PRINCIPALES ETIOLOGIES CHEZ L’ADULTE

 

− Syndrome de non-dissociation de la vitamine B12 de ses protéines porteuses qui se caractérise par une incapacité à libérer la vitamine B12 des protéines alimentaires et/ou des protéines intestinales de transport alors que l’absorption de la vitamine B12 « non liée » est normale.

− Maladie de Biermer, gastrite auto-immune relativement fréquente (prévalence intéressant surtout les femmes, survenant à tout âge et volontiers associée à d’autres maladies auto-immunes). Elle se traduit par la présence d’anticorps dirigés contre les cellules pariétales gastriques et contre le facteur intrinsèque.

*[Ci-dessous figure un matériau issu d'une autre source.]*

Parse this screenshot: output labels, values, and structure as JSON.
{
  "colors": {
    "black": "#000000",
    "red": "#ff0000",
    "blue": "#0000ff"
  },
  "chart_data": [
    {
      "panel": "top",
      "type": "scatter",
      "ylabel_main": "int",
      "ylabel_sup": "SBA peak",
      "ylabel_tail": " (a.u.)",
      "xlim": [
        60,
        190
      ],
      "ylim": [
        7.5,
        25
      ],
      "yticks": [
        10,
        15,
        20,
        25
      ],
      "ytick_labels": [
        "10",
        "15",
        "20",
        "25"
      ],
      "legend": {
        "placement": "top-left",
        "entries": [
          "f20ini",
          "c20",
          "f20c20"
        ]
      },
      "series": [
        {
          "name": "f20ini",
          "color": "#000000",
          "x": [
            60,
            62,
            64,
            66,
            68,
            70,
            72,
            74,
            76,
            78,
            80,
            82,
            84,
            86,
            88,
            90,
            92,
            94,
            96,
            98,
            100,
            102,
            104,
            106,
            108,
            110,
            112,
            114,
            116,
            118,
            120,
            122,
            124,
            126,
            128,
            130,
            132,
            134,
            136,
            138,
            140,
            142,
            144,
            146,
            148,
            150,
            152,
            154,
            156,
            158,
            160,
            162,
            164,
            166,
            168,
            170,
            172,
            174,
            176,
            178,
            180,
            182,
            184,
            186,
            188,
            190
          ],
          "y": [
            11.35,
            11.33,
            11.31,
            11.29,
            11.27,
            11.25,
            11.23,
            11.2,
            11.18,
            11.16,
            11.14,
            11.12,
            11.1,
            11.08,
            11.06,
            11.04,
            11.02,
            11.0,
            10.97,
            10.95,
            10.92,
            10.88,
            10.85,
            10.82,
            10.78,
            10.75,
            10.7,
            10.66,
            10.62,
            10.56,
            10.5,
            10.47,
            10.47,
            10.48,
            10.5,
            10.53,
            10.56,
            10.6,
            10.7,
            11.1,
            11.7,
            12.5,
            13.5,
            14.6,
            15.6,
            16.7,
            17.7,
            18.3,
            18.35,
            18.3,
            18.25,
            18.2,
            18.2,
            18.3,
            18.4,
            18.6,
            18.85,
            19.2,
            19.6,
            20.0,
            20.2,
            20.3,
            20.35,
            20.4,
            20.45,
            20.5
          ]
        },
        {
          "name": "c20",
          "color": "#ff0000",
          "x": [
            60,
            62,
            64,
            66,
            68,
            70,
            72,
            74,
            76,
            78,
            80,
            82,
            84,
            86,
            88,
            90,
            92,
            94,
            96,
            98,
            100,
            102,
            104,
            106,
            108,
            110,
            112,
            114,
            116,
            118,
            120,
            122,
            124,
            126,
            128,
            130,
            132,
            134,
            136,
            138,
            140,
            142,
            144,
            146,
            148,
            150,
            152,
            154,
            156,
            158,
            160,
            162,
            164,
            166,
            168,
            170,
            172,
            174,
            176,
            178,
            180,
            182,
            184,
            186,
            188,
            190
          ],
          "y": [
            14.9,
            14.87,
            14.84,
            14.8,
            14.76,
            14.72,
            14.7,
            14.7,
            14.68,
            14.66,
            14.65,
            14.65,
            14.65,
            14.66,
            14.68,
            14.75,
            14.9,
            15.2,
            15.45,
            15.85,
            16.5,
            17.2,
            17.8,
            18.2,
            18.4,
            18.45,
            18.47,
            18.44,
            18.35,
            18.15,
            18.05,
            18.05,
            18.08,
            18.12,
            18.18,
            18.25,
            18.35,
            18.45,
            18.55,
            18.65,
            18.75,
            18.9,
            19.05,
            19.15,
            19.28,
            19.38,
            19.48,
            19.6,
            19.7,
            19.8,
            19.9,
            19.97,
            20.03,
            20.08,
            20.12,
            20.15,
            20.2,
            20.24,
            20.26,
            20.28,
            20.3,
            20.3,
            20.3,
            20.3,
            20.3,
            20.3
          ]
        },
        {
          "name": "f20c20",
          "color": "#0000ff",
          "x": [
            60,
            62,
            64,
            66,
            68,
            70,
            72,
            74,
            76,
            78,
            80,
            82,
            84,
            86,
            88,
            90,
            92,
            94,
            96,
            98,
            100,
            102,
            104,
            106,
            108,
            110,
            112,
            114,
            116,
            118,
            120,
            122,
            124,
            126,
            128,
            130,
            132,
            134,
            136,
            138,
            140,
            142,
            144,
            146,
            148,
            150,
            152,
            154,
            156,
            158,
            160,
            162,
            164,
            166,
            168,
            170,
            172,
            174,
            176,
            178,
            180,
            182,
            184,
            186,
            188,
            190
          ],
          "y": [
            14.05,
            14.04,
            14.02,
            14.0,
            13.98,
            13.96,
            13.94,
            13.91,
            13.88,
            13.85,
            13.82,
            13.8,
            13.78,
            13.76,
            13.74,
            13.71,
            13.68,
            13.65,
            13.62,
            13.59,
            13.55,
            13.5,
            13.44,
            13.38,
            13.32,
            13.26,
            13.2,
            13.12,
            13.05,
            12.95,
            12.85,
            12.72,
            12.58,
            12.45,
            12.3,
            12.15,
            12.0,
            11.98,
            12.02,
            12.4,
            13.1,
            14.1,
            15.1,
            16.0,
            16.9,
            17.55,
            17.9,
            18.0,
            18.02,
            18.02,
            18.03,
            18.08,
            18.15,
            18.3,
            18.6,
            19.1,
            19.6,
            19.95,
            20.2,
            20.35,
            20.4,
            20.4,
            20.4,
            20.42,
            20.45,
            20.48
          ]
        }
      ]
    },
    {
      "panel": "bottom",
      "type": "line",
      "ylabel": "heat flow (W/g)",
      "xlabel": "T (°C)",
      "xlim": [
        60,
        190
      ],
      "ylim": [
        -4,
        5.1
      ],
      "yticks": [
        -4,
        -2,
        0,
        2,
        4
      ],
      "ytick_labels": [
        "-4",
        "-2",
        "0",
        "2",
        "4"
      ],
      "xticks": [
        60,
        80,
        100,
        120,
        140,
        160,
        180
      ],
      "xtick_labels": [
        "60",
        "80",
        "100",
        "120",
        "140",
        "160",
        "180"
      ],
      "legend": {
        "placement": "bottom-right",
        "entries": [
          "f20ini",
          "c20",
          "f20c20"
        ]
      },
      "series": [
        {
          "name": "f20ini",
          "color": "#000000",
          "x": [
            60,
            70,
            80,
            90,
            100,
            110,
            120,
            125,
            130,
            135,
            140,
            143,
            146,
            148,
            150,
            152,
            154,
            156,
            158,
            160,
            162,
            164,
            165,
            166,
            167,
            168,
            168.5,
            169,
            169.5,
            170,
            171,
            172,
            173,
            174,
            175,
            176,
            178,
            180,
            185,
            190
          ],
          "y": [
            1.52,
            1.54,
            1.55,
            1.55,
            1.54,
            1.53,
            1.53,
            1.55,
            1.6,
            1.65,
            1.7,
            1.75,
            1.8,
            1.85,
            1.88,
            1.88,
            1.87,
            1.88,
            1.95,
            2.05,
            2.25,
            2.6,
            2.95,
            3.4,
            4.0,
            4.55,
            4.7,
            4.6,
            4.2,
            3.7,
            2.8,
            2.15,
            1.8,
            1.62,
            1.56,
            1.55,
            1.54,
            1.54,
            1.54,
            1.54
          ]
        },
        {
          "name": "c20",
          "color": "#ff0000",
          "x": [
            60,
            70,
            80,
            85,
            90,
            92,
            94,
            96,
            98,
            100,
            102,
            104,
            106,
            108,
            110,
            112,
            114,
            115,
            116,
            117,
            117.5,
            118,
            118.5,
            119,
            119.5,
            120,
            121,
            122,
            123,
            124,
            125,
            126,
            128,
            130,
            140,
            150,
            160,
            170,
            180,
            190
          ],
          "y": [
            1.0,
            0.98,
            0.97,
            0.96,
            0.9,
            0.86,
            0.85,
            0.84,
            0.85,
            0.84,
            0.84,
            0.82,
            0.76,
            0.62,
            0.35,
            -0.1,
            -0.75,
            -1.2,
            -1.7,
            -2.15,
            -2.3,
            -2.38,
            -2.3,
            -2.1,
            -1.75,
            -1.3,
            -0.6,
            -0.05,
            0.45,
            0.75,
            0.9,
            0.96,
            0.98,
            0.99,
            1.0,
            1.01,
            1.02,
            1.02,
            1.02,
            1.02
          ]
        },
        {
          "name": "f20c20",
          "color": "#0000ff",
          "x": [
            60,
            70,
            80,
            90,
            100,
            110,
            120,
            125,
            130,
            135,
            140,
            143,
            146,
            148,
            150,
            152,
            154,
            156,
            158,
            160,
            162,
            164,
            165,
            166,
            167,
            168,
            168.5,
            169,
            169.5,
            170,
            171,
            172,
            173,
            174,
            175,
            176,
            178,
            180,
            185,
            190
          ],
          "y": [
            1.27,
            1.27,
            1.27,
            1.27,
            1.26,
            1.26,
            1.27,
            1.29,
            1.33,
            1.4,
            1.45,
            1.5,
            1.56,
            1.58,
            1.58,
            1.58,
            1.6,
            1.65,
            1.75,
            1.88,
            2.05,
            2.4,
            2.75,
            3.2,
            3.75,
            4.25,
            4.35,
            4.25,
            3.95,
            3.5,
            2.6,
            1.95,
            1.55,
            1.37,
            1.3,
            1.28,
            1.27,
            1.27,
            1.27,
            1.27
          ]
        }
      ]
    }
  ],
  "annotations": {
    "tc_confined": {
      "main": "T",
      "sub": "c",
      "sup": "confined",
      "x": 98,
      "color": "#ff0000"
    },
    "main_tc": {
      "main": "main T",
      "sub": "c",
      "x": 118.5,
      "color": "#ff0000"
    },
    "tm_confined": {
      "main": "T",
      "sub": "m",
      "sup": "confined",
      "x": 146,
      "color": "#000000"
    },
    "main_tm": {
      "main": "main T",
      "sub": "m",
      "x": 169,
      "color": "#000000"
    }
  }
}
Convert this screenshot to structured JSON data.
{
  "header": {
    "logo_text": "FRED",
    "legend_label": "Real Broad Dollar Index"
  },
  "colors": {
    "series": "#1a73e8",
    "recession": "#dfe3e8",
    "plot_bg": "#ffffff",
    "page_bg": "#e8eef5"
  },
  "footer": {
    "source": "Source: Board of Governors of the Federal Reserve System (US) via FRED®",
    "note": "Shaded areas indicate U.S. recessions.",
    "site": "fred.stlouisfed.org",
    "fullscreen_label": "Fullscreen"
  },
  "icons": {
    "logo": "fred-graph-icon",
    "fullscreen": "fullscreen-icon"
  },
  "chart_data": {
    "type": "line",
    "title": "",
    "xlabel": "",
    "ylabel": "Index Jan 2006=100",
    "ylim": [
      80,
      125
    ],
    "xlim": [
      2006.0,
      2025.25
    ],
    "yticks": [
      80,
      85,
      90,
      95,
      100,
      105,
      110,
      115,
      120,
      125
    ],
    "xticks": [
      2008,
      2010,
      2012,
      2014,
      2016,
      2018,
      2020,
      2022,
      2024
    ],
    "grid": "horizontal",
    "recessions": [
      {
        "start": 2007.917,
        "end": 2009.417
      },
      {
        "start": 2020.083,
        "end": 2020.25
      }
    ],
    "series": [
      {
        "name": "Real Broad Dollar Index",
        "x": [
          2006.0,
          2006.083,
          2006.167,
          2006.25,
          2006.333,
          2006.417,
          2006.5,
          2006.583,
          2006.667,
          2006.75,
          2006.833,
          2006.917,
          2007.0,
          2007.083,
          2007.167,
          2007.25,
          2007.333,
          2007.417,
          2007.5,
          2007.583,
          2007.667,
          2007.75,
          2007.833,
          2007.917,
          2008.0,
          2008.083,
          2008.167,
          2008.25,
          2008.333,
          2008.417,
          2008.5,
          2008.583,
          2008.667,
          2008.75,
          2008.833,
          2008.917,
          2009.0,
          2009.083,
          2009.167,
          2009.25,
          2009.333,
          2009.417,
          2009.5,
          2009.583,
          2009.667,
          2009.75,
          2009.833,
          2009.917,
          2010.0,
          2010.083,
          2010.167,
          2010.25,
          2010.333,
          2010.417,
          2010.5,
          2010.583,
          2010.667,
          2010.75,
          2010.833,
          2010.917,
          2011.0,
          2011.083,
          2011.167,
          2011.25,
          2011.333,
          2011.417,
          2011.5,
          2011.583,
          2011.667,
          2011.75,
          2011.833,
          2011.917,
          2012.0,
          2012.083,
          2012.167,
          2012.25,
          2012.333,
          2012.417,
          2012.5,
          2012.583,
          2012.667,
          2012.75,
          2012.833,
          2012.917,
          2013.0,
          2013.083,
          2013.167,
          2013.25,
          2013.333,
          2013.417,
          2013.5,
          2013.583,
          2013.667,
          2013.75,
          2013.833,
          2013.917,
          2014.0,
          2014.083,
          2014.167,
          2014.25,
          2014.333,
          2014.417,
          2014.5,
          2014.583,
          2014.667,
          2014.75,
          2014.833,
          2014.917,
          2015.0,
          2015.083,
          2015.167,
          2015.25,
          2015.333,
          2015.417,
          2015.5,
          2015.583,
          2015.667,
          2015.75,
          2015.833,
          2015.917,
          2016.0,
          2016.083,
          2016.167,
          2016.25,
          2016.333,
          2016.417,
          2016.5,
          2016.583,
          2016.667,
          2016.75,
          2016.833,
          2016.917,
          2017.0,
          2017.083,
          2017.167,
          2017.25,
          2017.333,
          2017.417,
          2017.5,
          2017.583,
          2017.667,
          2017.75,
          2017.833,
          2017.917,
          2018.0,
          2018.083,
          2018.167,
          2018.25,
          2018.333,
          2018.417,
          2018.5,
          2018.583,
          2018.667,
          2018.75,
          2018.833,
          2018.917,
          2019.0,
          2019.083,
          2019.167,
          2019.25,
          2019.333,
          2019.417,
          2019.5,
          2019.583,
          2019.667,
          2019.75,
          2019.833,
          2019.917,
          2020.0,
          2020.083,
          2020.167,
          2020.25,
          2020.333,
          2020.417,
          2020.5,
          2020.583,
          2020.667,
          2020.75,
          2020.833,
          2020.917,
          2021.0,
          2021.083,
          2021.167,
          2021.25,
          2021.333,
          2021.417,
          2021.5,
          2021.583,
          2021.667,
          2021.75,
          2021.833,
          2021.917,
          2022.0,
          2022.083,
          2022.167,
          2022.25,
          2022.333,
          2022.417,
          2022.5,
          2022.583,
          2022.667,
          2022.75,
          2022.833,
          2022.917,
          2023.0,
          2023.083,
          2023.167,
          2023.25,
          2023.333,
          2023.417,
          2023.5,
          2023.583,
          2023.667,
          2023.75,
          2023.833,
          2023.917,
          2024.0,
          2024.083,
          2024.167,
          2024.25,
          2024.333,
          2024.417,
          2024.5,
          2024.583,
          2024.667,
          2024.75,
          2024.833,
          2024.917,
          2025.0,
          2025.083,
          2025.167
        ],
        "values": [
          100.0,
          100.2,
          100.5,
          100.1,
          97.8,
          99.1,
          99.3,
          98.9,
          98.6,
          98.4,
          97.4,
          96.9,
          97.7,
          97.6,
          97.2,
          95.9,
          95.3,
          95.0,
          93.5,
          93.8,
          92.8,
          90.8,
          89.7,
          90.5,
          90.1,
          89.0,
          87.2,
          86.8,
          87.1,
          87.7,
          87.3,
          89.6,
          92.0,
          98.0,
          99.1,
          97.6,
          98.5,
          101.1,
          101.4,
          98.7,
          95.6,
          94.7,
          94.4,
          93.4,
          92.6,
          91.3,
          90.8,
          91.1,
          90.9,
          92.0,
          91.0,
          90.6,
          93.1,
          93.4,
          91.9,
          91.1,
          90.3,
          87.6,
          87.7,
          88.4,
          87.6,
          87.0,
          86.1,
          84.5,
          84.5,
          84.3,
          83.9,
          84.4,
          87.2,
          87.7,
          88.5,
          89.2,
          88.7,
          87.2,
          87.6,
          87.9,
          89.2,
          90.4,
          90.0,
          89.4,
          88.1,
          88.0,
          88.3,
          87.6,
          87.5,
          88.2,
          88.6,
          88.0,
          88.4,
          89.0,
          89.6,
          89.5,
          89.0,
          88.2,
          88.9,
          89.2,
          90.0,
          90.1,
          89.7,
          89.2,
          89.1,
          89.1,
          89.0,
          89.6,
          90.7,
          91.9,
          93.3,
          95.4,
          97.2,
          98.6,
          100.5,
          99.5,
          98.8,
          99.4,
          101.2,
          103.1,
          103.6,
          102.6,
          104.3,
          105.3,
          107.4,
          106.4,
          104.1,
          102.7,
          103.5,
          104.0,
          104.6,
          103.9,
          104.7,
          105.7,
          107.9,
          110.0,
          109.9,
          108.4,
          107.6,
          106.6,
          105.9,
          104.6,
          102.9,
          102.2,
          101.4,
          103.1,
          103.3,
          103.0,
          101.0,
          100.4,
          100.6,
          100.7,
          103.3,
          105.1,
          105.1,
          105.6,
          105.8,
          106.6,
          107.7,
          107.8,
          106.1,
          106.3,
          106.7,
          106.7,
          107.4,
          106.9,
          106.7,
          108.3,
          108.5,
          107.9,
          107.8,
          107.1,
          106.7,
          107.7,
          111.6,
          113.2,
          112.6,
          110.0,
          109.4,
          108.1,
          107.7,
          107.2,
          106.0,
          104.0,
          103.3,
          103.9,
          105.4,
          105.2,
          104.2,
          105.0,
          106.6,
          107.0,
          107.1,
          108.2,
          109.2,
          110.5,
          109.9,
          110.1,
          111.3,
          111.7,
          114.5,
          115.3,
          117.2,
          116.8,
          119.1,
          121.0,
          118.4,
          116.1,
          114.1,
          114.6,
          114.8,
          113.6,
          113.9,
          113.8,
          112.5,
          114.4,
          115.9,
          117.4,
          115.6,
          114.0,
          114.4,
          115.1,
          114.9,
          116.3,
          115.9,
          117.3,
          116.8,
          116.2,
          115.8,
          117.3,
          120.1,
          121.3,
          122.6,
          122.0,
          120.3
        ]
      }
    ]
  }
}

− Dans une moindre mesure, la malabsorption et la carence d’apport font également partie des étiologies possibles.

 

 

 

 

  FACTEURS DE RISQUE

  • • Patients d’âge gériatrique.
    • Patients souffrant de certaines maladies auto-immunes (thyroïdites, maladie de Basedow, vitiligo).
    • Patients avec des troubles intestinaux (malabsorption, chirurgie d’exérèse gastrique/iléale).
    • Prise de biguanides au long cours.
    • Consommation chronique d’alcool.
    • Régime végétarien et végétalien, par manque d’apport chronique.